Kardashian also revealed that her family has consulted with lesbian, gay, bisexual and transgender organization GLAAD and other groups on how to be supportive and respectful of Jenner. She said that until his transition is complete the family is using male pronouns to refer to him.

Meanwhile, on ABC's "Good Morning America," Chrystie Crownover, the first of Jenner's three wives, said she and other family members watched a telecast of the "20/20" interview alongside Jenner. "[It] was kind of surreal," Crownover said, but added. "It was great because the family was together and that's what I'm most proud of."

During their 1972 to 1981 marriage, Crownover was the first person to whom Jenner confided his desire to be a woman. "Understandably, I was speechless," Crownover told "GMA." "I didn't really know what to stay.

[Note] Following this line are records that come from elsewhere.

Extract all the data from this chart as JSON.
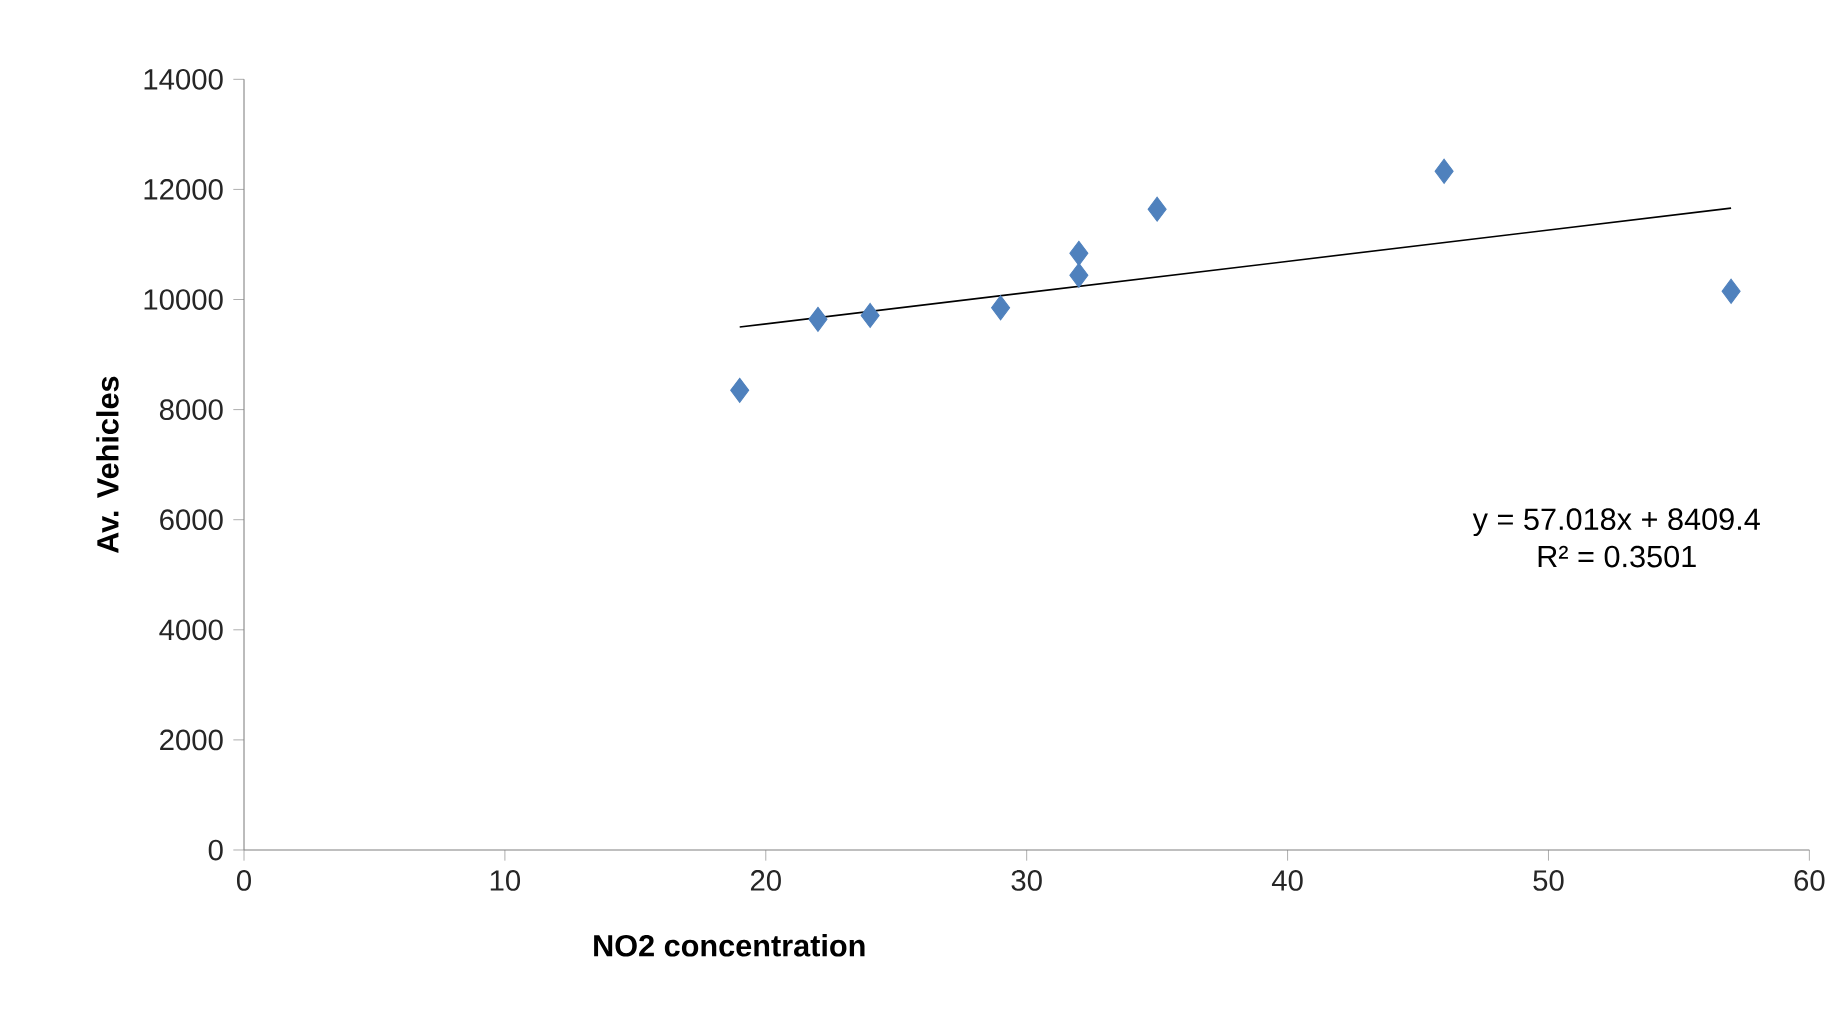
{
  "chart_data": {
    "type": "scatter",
    "xlabel": "NO2 concentration",
    "ylabel": "Av. Vehicles",
    "series": [
      {
        "type": "scatter",
        "color": "#4f81bd",
        "marker": "diamond",
        "x": [
          19,
          22,
          24,
          29,
          32,
          32,
          35,
          46,
          57
        ],
        "values": [
          8350,
          9640,
          9710,
          9850,
          10440,
          10840,
          11640,
          12330,
          10150
        ]
      },
      {
        "type": "line",
        "color": "#000000",
        "marker": "none",
        "x": [
          19,
          57
        ],
        "values": [
          9500,
          11660
        ]
      }
    ],
    "xlim": [
      0,
      60
    ],
    "xticks": [
      0,
      10,
      20,
      30,
      40,
      50,
      60
    ],
    "ylim": [
      0,
      14000
    ],
    "yticks": [
      0,
      2000,
      4000,
      6000,
      8000,
      10000,
      12000,
      14000
    ],
    "grid": false,
    "annotations": [
      "y = 57.018x + 8409.4",
      "R² = 0.3501"
    ]
  }
}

I was really pleased that he shared that intimacy with me, that he trusted me with his deepest, darkest secret."

Jenner has two children with her and another two with second wife Linda Thompson.

Those children, son Burt and daughter Casey from his marriage to Crownover, and sons Brandon and Brody from his marriage to Thompson, told Diane Sawyer in a segment that aired Monday on "GMA" how their father's gender identity struggle made him "vanish" for long periods early on in their lives.

"We have a very complex relationship," Cassandra "Casey" Marino, 34, said in the interview. "He's disappeared out of our lives. Especially out of my life. So, I'm looking forward to this next chapter."

"Us missing, you know, a time of our lives is still probably the hardest thing for us to deal with," Brandon Jenner, 33, said. "We're trying not to look back, we're just looking forward."

Bruce Jenner, who admitted in the interview that he "didn't do a good job" raising his older children due to his depression and feelings of isolation, said that he has apologized to them. The older Jenner offspring, who are all in their 30s, subsequently said on "GMA" that they have all forgiven their father.